In healthcare, poisoned AI could misdiagnose patients or recommend harmful treatments. Financial institutions could see fraud detection systems corrupted to miss suspicious transactions. Transportation systems managing autonomous vehicle networks could be compromised to cause accidents or traffic disruptions. Energy grids — like California's soon-to-be AI-enabled power system — could face dangerous instability if their decision-making algorithms are poisoned.

Recent research, including a study by security researchers on enterprise AI systems, found that AI systems can be manipulated by poisoned documents containing hidden instructions, causing them to ignore legitimate sources, spread misinformation, or leak sensitive data. For organizations across healthcare, energy, industrial, financial, government, manufacturing, and transportation sectors, these vulnerabilities pose serious risks to operations, safety, and reputation.

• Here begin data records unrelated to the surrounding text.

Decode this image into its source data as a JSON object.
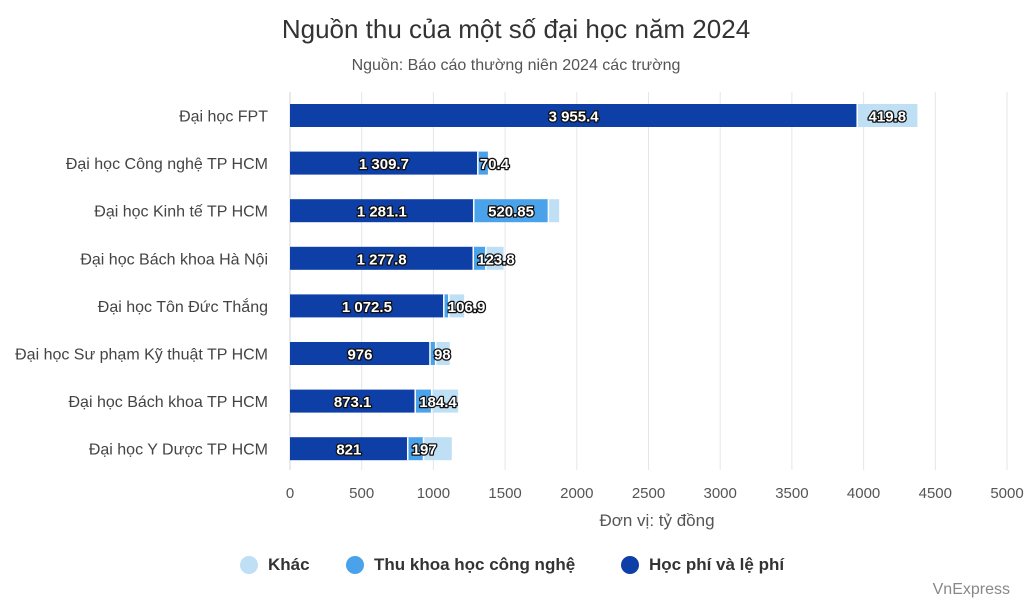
{
  "header": {
    "title": "Nguồn thu của một số đại học năm 2024",
    "subtitle": "Nguồn: Báo cáo thường niên 2024 các trường"
  },
  "credit": "VnExpress",
  "colors": {
    "hoc_phi": "#0d3fa6",
    "thu_khcn": "#4aa3ea",
    "khac": "#bfdff5",
    "grid": "#e3e6ea",
    "axis_text": "#555555"
  },
  "chart_data": {
    "type": "bar",
    "orientation": "horizontal",
    "stacked": true,
    "categories": [
      "Đại học FPT",
      "Đại học Công nghệ TP HCM",
      "Đại học Kinh tế TP HCM",
      "Đại học Bách khoa Hà Nội",
      "Đại học Tôn Đức Thắng",
      "Đại học Sư phạm Kỹ thuật TP HCM",
      "Đại học Bách khoa TP HCM",
      "Đại học Y Dược TP HCM"
    ],
    "series": [
      {
        "name": "Học phí và lệ phí",
        "color": "#0d3fa6",
        "values": [
          3955.4,
          1309.7,
          1281.1,
          1277.8,
          1072.5,
          976,
          873.1,
          821
        ],
        "labels": [
          "3 955.4",
          "1 309.7",
          "1 281.1",
          "1 277.8",
          "1 072.5",
          "976",
          "873.1",
          "821"
        ]
      },
      {
        "name": "Thu khoa học công nghệ",
        "color": "#4aa3ea",
        "values": [
          0,
          70.4,
          520.85,
          88,
          35,
          40,
          115,
          110
        ],
        "labels": [
          "",
          "70.4",
          "520.85",
          "",
          "",
          "",
          "",
          ""
        ]
      },
      {
        "name": "Khác",
        "color": "#bfdff5",
        "values": [
          419.8,
          0,
          75,
          123.8,
          106.9,
          98,
          184.4,
          197
        ],
        "labels": [
          "419.8",
          "",
          "",
          "123.8",
          "106.9",
          "98",
          "184.4",
          "197"
        ]
      }
    ],
    "xlabel": "Đơn vị: tỷ đồng",
    "xlim": [
      0,
      5000
    ],
    "xticks": [
      0,
      500,
      1000,
      1500,
      2000,
      2500,
      3000,
      3500,
      4000,
      4500,
      5000
    ],
    "grid": true,
    "legend_position": "bottom",
    "legend_order": [
      "Khác",
      "Thu khoa học công nghệ",
      "Học phí và lệ phí"
    ]
  }
}
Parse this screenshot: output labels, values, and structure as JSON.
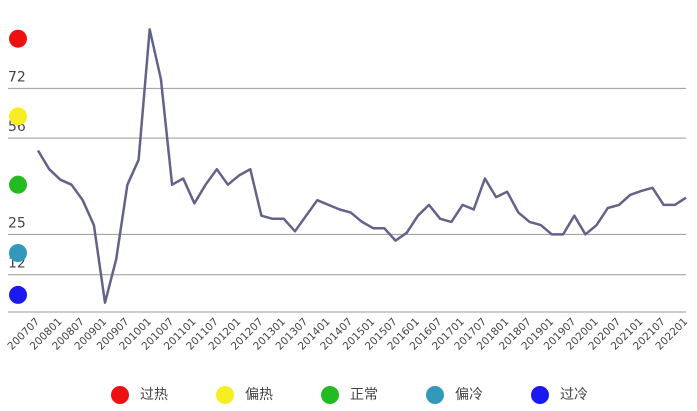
{
  "chart_data": {
    "type": "line",
    "categories": [
      "200707",
      null,
      "200801",
      null,
      "200807",
      null,
      "200901",
      null,
      "200907",
      null,
      "201001",
      null,
      "201007",
      null,
      "201101",
      null,
      "201107",
      null,
      "201201",
      null,
      "201207",
      null,
      "201301",
      null,
      "201307",
      null,
      "201401",
      null,
      "201407",
      null,
      "201501",
      null,
      "201507",
      null,
      "201601",
      null,
      "201607",
      null,
      "201701",
      null,
      "201707",
      null,
      "201801",
      null,
      "201807",
      null,
      "201901",
      null,
      "201907",
      null,
      "202001",
      null,
      "202007",
      null,
      "202101",
      null,
      "202107",
      null,
      "202201"
    ],
    "series": [
      {
        "color": "#63638a",
        "values": [
          52,
          46,
          42.6,
          41,
          36,
          28,
          3,
          17,
          41,
          49,
          91,
          75,
          41,
          43,
          35,
          41,
          46,
          41,
          44,
          46,
          31,
          30,
          30,
          26,
          31,
          36,
          34.5,
          33,
          32,
          29,
          27,
          27,
          23,
          25.5,
          31,
          34.5,
          30,
          29,
          34.5,
          33,
          43,
          37,
          38.7,
          32,
          29,
          28,
          25,
          25,
          31,
          25,
          28,
          33.5,
          34.5,
          37.7,
          39,
          40,
          34.5,
          34.5,
          36.8
        ]
      }
    ],
    "ylim": [
      0,
      95
    ],
    "yticks": [
      12,
      25,
      56,
      72
    ],
    "grid": true,
    "zones": [
      {
        "name": "过热",
        "color": "#ee1111",
        "value": 88
      },
      {
        "name": "偏热",
        "color": "#f6ee22",
        "value": 63
      },
      {
        "name": "正常",
        "color": "#22bb22",
        "value": 41
      },
      {
        "name": "偏冷",
        "color": "#3399bb",
        "value": 19
      },
      {
        "name": "过冷",
        "color": "#1a1aee",
        "value": 5.5
      }
    ]
  }
}
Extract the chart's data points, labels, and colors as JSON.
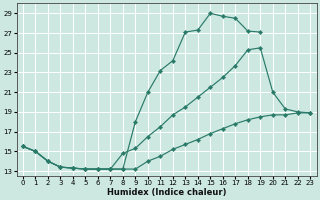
{
  "xlabel": "Humidex (Indice chaleur)",
  "bg_color": "#cce8e0",
  "grid_color": "#ffffff",
  "line_color": "#2a7a6a",
  "xlim": [
    -0.5,
    23.5
  ],
  "ylim": [
    12.5,
    30.0
  ],
  "xtick_labels": [
    "0",
    "1",
    "2",
    "3",
    "4",
    "5",
    "6",
    "7",
    "8",
    "9",
    "10",
    "11",
    "12",
    "13",
    "14",
    "15",
    "16",
    "17",
    "18",
    "19",
    "20",
    "21",
    "22",
    "23"
  ],
  "yticks": [
    13,
    15,
    17,
    19,
    21,
    23,
    25,
    27,
    29
  ],
  "curve1_x": [
    0,
    1,
    2,
    3,
    4,
    5,
    6,
    7,
    8,
    9,
    10,
    11,
    12,
    13,
    14,
    15,
    16,
    17,
    18,
    19,
    20,
    21,
    22,
    23
  ],
  "curve1_y": [
    15.5,
    15.0,
    14.0,
    13.4,
    13.3,
    13.2,
    13.2,
    13.2,
    13.2,
    18.0,
    21.0,
    23.2,
    24.2,
    27.1,
    27.3,
    29.0,
    28.7,
    28.5,
    27.2,
    27.1,
    null,
    null,
    null,
    null
  ],
  "curve2_x": [
    0,
    1,
    2,
    3,
    4,
    5,
    6,
    7,
    8,
    9,
    10,
    11,
    12,
    13,
    14,
    15,
    16,
    17,
    18,
    19,
    20,
    21,
    22,
    23
  ],
  "curve2_y": [
    15.5,
    15.0,
    14.0,
    13.4,
    13.3,
    13.2,
    13.2,
    13.2,
    14.8,
    15.3,
    16.5,
    17.5,
    18.7,
    19.5,
    20.5,
    21.5,
    22.5,
    23.7,
    25.3,
    25.5,
    21.0,
    19.3,
    19.0,
    18.9
  ],
  "curve3_x": [
    0,
    1,
    2,
    3,
    4,
    5,
    6,
    7,
    8,
    9,
    10,
    11,
    12,
    13,
    14,
    15,
    16,
    17,
    18,
    19,
    20,
    21,
    22,
    23
  ],
  "curve3_y": [
    15.5,
    15.0,
    14.0,
    13.4,
    13.3,
    13.2,
    13.2,
    13.2,
    13.2,
    13.2,
    14.0,
    14.5,
    15.2,
    15.7,
    16.2,
    16.8,
    17.3,
    17.8,
    18.2,
    18.5,
    18.7,
    18.7,
    18.9,
    18.9
  ]
}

Government agencies face particular exposure, as data poisoning attacks can distort AI outputs, undermine public trust in services, and reduce reliability of mission-critical systems. But the threat extends to any organization relying on AI for competitive advantage or operational efficiency.

Securing your AI systems

While there's no silver bullet against AI poisoning, organizations can implement comprehensive protection strategies:

Traditional cybersecurity approaches are insufficient for AI-specific vulnerabilities. Effective protection requires a zero-trust architecture that secures not just network pipes but the data flowing through them. Organizations need continuous integration and deployment practices that safely test AI models before production deployment — preventing the kind of untested updates that can bring entire systems offline.

Next steps in AI security

As AI poisoning attacks grow more sophisticated and widespread, organizations across critical infrastructure and enterprise systems cannot afford reactive approaches. The time for comprehensive AI security is now — before a poisoned algorithm makes decisions that affect lives, operations, or competitive position.